Today, you can't go into any mattress store in America without seeing several "memory foam" mattresses. Tempur-Pedic was the original, and the company still retains secrecy over the manufacturing process of its products. In the 1970s, NASA developed a cushioning material to support astronauts during the severe backwards pressure when lifting off. The agency stopped working on the project when it could not overcome the offgassing problem the material had. In the 1980s, a Swedish-led team of scientists continued to develop it, and the technology was sold to a U.S. businessman who started Tempur-Pedic. The mattresses are sold throughout the world to both retail customers and hospitals. The company states that it continues to develop new versions of the material.

Research In Motion
RIM, the producer of the Blackberry, has had its confidential developmental processes analyzed more than most companies. The Blackberry is considered the grandfather of the smartphone. It was the first commercial cellular phone to provide email access, and it was quickly embraced by the military and by business users. RIM's protection of its technology may ultimately result in its downfall. Initially, it did not allow other companies to develop third-party applications on the Blackberry, and the retail market eventually lost interest in the product in favor of the flashier new products on the market.

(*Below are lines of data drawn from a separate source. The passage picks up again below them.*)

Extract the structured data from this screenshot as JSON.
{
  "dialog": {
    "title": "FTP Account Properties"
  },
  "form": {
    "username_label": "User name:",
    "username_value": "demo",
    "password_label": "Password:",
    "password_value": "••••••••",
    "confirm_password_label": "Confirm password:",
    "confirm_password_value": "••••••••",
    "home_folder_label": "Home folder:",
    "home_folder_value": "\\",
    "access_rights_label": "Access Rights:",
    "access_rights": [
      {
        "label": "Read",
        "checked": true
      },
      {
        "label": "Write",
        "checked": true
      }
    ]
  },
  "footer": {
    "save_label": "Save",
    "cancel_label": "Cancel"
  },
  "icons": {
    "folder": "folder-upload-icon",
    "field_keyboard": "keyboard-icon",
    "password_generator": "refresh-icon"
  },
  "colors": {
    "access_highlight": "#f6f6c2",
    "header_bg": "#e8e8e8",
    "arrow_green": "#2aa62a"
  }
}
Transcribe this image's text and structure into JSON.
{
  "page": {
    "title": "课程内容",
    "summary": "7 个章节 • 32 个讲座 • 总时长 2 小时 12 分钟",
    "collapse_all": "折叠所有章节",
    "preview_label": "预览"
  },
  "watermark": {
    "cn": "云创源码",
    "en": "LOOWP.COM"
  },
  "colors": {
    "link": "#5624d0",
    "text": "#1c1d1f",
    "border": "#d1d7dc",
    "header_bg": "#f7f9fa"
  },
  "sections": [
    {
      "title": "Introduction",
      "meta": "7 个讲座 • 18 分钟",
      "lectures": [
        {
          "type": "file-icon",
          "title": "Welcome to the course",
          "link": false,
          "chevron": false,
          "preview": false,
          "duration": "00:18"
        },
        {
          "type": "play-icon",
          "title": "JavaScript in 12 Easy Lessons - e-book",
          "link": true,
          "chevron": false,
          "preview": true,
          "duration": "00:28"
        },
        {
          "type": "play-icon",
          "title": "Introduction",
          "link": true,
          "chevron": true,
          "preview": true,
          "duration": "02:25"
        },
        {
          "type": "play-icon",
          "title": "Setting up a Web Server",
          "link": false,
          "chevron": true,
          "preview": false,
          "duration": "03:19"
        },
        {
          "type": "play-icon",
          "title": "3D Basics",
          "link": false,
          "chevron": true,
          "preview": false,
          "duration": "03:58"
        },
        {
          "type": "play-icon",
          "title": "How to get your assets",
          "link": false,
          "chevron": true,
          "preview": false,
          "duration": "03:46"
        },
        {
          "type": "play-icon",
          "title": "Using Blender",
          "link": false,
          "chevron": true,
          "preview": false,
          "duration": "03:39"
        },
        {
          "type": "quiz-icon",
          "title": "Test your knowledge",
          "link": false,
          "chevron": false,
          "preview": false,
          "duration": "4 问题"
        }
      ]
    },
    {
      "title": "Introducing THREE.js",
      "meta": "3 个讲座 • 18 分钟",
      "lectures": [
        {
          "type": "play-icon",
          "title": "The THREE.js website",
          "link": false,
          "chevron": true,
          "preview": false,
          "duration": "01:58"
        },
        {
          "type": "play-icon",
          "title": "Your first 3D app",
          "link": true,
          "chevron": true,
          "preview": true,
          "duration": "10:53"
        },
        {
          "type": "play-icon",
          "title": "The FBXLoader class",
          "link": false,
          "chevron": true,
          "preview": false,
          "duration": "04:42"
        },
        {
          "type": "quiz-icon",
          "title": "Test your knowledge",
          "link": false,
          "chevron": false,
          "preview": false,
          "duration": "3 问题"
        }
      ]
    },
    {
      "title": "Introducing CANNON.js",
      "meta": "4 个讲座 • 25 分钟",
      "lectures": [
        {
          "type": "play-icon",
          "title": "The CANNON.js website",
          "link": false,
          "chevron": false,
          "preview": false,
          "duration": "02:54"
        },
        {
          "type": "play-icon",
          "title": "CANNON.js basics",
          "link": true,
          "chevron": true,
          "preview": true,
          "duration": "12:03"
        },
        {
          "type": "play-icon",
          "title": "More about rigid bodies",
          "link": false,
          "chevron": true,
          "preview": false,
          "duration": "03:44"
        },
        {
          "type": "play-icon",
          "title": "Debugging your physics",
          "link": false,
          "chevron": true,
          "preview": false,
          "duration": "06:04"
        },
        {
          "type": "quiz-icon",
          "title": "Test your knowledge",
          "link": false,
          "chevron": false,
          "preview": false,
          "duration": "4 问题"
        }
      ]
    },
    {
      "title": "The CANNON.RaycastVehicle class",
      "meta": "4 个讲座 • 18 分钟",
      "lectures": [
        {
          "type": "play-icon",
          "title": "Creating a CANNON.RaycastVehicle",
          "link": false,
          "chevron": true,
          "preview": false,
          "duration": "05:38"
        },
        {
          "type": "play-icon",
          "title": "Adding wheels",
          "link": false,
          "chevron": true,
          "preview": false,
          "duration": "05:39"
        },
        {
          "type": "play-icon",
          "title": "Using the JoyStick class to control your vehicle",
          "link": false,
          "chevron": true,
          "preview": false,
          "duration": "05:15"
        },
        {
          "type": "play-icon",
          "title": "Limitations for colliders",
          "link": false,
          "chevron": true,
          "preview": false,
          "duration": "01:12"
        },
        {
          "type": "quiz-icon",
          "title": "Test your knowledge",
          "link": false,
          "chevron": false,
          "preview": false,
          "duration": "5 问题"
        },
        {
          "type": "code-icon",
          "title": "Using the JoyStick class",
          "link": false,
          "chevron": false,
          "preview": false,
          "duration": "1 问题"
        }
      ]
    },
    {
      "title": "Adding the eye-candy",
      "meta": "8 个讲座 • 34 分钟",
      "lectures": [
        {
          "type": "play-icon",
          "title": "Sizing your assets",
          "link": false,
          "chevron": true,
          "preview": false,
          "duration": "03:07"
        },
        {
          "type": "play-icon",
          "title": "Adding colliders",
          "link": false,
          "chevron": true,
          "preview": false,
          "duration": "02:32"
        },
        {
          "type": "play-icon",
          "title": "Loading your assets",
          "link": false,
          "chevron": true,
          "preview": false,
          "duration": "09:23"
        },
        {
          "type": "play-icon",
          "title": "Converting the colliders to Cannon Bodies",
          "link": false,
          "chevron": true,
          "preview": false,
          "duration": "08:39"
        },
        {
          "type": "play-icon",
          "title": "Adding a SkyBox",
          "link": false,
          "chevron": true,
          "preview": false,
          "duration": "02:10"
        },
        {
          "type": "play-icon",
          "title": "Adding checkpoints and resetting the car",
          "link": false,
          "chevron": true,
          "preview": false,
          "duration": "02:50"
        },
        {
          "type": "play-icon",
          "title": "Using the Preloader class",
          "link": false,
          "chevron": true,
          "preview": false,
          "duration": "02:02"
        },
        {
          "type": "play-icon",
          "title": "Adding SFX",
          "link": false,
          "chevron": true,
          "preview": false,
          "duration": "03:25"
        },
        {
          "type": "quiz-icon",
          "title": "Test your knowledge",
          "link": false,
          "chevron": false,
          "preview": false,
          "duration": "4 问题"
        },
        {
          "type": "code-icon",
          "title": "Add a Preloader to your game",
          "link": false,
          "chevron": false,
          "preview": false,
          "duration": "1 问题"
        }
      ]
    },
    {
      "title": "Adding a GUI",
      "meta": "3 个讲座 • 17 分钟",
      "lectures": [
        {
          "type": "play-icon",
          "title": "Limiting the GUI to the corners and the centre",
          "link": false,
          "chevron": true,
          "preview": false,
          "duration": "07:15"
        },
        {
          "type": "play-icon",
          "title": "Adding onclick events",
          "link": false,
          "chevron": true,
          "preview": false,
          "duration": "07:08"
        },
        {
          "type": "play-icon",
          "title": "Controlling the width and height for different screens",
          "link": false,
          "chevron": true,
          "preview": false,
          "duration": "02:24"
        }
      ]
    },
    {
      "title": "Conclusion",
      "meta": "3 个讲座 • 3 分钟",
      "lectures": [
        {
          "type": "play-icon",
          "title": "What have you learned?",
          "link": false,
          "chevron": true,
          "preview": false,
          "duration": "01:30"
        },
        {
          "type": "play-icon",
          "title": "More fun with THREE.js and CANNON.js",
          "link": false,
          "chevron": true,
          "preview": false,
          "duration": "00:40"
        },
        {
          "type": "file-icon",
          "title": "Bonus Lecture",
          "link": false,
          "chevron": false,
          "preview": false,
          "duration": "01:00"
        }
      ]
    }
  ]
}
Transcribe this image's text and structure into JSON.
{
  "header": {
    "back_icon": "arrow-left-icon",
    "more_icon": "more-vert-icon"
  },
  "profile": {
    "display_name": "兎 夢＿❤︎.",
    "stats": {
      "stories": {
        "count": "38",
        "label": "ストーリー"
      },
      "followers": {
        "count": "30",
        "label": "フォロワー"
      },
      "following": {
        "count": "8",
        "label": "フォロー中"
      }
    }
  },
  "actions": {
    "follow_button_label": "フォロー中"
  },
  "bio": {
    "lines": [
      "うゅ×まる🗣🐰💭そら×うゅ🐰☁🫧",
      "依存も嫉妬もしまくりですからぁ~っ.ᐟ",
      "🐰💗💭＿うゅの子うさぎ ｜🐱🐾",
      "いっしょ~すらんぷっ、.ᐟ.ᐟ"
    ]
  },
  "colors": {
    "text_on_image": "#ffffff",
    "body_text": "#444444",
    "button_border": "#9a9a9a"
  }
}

Everyone has been exposed to Cadbury commercials that suggest that the company has a highly-secret technology to get the caramel into the center of the chocolate squares in its Caramilk bars. Far from being an actual technological advantage, the 'Caramilk secret' is a clever marketing campaign developed by the company's advertising agency over 40 years ago. The candy bar is made at only one Cadbury facility, in Toronto, and the company reports that the 'secret' is carefully guarded in a vault there. The ad campaign continues to this day, with new commercials hinting that fans can unlock the secret.

The Bottom Line
Keeping a company's formulas, methodologies and other intellectual capital close to the vest can give the business an advantage over its competitors. It also creates a mystique that can be used to help build a loyal customer base.

Related Articles
  1. Entrepreneurship

    3 Ways You Can Support Small Business Growth

    Discover a number of different options available to support small business growth, including crowdfunding campaigns and shopping locally.
  2. Professionals

    Advisors: Do You Need to Tweak Your Marketing?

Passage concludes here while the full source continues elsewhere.